My Dad has been on my mind a little more than usual lately. Here are my struggles with his loss…even now. I hope that this helps someone else that may be struggling this Christmas with the loss of their loved one…
Why aren’t you here? My heart asks…as I search deep for answers. I see struggles and conflicts…things you would have resolved. Where are you with the advice that I seek and need? Where are you with the help that I look for? I miss the directions when I am lost (which still happens all too often). I miss you being here to check out the boys that my girls bring home…to give them your third degree and harassment as you had planned. And although it didn’t seem like I followed what you said (because you know I like to blaze my own path), I really did always listen. When I see a picture or think of something you did, my heart aches a little. Why aren’t you here? You should be here. I struggle sometimes because I think there is still work that you were to do and now you are not here to do it. I see things left undone that you would have tackled and I wonder…am I really suppose to take care of that? The thought of “God needed you more than we did” really doesn’t bring me comfort because I don’t believe that. You are needed here…still. I miss making fun of your sometimes tacky apparel (even though you were trying to be stylish). I miss your denial that you were losing your hearing…knowing all the time you didn’t hear half the conversations that were going on. I miss your kind heart and your gentle spirit…with a fight that never gave up. It would be comforting to hear you say that you are proud of me…knowing that if you said it, you meant it. We rarely saw eye to eye and disagreed about most everything. But, we both enjoyed the challenge – and in the end, I grew because of those debates. And my heart screams…WHY AREN’T YOU HERE?

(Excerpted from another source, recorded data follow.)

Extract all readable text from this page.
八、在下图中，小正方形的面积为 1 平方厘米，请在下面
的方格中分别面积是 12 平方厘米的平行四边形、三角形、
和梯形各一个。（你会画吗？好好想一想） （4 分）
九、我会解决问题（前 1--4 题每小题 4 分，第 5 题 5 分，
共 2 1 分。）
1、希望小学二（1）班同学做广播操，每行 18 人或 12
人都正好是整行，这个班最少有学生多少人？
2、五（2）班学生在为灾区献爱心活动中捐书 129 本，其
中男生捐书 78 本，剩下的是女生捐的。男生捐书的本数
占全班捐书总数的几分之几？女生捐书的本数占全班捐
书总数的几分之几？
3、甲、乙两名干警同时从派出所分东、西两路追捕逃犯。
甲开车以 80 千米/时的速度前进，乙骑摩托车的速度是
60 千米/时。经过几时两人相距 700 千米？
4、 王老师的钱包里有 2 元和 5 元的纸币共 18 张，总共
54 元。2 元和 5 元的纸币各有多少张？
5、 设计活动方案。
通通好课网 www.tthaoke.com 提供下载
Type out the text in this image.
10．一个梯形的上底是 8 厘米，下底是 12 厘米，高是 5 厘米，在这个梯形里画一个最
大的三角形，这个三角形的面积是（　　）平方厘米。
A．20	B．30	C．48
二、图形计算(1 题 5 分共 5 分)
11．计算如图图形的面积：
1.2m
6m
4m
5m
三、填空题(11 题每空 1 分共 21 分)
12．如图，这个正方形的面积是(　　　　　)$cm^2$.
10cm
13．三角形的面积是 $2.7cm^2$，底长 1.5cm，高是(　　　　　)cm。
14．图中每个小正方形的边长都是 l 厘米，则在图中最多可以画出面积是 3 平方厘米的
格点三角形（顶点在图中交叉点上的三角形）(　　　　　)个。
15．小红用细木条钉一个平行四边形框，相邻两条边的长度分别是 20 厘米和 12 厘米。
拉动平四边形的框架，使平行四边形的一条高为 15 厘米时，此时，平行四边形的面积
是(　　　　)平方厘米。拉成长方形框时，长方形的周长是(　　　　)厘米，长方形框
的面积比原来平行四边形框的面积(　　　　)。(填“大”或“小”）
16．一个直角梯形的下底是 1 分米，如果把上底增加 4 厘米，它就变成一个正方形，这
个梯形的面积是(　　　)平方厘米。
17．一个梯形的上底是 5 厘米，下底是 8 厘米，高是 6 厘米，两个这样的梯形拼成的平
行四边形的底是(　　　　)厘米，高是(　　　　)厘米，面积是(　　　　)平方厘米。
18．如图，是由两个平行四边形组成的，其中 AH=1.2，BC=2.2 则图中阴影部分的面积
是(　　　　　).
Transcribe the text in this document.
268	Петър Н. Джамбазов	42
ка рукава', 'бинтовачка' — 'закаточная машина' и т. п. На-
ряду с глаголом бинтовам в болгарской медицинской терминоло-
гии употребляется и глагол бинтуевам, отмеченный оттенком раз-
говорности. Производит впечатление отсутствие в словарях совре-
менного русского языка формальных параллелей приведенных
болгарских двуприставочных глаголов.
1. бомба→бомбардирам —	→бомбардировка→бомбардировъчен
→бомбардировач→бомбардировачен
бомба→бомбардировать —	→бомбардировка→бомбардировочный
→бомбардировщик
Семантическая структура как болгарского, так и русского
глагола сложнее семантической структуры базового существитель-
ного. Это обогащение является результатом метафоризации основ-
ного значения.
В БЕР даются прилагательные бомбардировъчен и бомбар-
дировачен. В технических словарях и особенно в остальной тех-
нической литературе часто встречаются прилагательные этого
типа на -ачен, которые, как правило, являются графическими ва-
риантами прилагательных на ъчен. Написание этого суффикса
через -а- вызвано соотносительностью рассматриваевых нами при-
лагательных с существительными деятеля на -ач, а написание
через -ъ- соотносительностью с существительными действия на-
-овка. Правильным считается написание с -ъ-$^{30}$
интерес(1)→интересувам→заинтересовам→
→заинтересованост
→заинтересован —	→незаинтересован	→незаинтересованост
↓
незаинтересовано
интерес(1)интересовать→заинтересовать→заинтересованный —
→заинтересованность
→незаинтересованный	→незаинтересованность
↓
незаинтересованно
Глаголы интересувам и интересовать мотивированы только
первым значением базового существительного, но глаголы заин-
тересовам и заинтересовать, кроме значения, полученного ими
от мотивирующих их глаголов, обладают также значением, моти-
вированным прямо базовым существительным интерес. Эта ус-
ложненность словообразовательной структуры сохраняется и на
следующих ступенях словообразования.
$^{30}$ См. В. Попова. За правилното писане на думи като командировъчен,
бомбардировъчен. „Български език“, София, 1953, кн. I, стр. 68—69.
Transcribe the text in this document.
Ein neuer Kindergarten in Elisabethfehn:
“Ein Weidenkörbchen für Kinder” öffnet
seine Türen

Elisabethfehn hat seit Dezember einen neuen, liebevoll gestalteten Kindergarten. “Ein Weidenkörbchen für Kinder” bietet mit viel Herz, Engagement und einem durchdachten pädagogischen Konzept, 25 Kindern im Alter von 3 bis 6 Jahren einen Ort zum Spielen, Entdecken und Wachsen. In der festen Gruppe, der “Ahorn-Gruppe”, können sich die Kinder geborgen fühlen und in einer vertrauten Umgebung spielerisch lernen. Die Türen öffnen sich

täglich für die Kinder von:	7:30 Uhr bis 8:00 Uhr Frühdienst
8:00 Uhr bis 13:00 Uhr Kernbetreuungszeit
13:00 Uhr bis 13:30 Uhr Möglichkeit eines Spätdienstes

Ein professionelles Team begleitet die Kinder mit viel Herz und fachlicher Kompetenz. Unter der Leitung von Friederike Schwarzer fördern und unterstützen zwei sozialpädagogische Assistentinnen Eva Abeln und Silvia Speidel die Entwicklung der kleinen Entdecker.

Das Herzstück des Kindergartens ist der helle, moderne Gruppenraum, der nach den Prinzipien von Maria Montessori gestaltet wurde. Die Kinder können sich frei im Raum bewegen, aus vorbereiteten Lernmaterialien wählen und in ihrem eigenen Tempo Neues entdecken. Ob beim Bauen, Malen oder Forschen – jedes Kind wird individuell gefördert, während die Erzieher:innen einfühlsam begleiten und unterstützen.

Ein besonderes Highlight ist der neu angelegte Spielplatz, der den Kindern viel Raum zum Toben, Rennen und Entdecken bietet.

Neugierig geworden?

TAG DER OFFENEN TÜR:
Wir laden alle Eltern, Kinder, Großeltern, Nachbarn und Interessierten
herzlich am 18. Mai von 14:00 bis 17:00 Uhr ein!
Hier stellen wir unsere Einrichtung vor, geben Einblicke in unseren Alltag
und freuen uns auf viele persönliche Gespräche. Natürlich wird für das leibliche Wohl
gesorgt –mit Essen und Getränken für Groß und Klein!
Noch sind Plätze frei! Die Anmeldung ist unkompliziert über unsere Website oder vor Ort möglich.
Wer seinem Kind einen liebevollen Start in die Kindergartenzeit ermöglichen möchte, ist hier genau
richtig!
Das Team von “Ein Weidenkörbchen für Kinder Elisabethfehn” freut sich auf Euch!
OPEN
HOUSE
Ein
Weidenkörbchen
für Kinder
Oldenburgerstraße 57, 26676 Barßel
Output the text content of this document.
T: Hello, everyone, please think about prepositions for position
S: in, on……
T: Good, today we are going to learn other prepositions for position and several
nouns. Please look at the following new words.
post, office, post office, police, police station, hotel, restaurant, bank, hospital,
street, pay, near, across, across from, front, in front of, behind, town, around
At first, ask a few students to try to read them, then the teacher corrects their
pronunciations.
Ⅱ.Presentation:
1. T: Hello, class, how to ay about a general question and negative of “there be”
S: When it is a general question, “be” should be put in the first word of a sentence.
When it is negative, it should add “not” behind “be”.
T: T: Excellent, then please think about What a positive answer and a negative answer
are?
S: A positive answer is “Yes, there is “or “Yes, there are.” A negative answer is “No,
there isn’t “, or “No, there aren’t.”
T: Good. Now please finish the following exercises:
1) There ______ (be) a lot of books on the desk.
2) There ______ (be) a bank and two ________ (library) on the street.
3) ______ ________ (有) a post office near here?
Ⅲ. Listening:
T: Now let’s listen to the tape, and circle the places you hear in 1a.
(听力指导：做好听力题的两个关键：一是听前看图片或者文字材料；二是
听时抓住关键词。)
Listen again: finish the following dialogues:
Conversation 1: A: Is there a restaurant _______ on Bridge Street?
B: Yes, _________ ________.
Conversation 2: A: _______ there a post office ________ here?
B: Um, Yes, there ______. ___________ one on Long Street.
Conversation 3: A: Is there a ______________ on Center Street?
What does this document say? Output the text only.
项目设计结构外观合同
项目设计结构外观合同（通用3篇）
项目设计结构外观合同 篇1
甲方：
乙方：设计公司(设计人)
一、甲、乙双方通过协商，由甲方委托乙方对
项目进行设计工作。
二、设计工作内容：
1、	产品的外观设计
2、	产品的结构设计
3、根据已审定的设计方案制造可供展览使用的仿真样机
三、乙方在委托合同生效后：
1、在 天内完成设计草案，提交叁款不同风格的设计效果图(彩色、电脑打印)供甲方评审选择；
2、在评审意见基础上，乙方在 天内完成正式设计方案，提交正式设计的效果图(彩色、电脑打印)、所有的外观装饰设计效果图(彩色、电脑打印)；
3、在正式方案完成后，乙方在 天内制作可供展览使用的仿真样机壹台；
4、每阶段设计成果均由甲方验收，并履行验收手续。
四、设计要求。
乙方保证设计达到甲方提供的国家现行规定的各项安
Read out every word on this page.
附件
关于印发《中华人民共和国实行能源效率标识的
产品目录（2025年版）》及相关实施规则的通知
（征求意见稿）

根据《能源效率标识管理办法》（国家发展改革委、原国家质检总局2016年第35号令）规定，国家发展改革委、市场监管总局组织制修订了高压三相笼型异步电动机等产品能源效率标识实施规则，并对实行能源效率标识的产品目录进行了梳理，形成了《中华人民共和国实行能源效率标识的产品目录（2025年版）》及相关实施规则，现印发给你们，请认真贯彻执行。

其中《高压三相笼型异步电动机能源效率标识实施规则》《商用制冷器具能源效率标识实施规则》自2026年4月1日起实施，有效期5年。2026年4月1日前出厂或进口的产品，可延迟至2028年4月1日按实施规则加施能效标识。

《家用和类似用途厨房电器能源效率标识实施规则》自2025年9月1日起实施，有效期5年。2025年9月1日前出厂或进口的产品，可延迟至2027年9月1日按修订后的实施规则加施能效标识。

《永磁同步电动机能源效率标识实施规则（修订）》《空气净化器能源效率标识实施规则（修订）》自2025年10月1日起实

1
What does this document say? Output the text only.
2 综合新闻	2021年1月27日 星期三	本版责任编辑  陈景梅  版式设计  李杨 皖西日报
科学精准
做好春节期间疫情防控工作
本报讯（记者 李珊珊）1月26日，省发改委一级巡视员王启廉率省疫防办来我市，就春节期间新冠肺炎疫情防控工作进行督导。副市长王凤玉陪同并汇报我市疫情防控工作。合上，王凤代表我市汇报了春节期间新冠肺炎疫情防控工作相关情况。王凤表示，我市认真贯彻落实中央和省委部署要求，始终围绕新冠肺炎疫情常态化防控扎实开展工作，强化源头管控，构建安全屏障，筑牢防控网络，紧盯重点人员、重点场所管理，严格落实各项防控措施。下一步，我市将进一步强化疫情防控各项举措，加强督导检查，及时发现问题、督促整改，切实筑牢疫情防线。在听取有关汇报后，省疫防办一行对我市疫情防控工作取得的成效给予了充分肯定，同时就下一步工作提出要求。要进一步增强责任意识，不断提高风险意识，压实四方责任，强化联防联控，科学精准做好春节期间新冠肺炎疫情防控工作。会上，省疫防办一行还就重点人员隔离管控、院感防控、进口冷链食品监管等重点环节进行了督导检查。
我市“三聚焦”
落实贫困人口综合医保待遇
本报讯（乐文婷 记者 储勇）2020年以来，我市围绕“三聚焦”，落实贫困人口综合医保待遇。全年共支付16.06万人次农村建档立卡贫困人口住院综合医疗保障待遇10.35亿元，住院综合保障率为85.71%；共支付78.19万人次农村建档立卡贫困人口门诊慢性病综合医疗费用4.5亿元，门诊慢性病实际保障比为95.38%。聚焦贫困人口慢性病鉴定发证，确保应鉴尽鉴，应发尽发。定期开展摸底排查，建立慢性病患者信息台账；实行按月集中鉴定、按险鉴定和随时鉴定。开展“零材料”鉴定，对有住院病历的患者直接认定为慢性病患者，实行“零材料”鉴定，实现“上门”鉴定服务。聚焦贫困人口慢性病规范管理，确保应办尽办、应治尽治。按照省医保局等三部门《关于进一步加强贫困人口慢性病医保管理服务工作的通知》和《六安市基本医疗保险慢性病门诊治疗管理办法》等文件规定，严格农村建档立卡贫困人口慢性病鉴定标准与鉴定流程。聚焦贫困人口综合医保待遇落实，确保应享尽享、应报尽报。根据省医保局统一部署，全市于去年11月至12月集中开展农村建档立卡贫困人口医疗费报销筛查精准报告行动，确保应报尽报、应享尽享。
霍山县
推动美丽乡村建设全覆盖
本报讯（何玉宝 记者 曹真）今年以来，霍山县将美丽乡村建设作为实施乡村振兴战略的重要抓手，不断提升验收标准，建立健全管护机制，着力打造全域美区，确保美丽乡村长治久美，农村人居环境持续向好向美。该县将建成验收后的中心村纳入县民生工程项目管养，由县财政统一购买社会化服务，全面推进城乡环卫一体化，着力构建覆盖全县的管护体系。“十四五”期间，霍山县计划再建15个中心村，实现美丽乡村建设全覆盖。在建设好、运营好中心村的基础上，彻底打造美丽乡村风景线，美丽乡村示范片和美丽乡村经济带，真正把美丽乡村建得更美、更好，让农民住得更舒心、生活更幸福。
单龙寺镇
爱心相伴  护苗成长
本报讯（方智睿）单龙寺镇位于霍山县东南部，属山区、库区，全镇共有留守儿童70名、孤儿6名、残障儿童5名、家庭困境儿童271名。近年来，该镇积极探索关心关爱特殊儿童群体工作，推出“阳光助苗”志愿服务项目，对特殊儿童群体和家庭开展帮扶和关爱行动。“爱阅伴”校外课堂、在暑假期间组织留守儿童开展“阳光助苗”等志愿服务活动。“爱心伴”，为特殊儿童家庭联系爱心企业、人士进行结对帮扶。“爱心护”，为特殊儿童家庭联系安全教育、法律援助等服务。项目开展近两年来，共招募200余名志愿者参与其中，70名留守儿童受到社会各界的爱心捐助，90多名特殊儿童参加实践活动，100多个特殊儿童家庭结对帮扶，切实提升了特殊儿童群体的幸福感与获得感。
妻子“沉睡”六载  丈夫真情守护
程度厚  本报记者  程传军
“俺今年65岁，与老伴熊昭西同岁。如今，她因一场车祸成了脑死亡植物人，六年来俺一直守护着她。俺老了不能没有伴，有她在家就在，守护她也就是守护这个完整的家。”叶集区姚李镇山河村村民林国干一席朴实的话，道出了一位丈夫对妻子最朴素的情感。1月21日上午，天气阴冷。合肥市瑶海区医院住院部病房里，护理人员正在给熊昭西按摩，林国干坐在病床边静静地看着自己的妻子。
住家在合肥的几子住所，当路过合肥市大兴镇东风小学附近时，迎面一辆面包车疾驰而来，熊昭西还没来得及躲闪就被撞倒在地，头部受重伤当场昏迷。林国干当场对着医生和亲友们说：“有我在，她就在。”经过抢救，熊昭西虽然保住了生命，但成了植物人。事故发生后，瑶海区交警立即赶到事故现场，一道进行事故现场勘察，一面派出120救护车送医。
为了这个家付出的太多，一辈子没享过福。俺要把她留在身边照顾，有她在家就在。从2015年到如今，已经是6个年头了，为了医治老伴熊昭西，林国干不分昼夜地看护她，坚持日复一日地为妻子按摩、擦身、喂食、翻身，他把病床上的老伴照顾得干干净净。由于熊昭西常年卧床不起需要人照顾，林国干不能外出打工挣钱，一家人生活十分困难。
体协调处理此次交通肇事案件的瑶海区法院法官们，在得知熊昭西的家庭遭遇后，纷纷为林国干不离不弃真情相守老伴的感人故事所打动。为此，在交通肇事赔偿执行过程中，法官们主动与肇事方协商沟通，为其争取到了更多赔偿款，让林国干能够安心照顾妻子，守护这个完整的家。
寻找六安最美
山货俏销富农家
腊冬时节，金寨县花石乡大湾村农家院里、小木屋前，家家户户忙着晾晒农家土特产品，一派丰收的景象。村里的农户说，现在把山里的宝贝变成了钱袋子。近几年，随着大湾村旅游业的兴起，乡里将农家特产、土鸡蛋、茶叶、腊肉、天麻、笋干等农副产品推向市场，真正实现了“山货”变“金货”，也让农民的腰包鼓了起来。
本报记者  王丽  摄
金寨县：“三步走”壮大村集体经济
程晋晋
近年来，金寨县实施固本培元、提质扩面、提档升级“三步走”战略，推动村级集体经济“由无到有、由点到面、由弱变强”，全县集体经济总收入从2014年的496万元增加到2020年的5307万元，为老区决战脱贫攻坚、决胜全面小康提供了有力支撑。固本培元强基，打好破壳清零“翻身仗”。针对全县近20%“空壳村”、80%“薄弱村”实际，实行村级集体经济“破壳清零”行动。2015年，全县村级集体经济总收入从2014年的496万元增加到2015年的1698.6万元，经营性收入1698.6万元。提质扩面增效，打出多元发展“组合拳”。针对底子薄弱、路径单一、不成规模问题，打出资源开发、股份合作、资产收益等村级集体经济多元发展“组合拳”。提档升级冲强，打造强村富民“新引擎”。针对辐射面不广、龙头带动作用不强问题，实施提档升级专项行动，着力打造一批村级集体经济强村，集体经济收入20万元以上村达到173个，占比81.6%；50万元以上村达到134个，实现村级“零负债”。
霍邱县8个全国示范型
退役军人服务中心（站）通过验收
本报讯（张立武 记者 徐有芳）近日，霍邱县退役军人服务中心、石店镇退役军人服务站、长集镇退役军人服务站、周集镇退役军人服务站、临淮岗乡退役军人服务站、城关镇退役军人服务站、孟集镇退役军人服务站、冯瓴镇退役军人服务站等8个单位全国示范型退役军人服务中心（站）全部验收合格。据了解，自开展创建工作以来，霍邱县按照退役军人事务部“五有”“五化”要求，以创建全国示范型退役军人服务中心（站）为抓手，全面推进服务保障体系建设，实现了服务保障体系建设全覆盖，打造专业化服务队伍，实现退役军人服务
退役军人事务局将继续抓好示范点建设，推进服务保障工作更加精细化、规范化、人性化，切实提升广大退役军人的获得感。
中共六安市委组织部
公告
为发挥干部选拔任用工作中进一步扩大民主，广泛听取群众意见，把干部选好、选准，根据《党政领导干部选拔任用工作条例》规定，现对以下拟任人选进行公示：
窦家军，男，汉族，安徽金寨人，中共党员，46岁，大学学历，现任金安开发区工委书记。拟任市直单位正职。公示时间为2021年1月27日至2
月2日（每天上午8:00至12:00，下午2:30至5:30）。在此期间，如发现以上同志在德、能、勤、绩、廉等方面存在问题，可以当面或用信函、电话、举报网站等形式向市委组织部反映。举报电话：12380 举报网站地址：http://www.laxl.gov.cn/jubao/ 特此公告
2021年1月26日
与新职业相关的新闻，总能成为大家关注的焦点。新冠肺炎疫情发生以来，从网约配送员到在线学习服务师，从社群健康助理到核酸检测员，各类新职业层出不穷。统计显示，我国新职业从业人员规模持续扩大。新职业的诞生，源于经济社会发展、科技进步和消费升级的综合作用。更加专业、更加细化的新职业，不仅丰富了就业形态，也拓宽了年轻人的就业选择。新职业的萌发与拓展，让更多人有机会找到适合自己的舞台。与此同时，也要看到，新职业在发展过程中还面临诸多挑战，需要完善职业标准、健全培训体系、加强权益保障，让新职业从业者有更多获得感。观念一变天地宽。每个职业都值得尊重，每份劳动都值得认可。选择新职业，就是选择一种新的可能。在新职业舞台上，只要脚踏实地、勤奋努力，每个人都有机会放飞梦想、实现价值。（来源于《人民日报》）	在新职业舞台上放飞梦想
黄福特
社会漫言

I don’t know the answer…I guess I never will. What I do have though are the memories. I have the advice that you did give stored away in my heart and yes, I even use it sometimes. I see the fruits of your labor all around me. I still talk to people who had their lives changed because of something you said or did. I enjoy shocking people by how much I look like you. I am trying to pick up where you left off…yet in true “Brad style”…you know the style that drove you crazy. That makes me laugh a little…or a lot. I love to talk about what a great man you were…and I even get a little enjoyment when my girls make fun of the way I dress. While I will never be you…nor would you want me to…I want to continue on the ministry…blazing that trail…and thanking God that I am privileged to be a Mitchell. I don’t know why you aren’t here…but I am sure glad God saw fit to send you here for the years that you were. I am the man I am because of you….Thank you.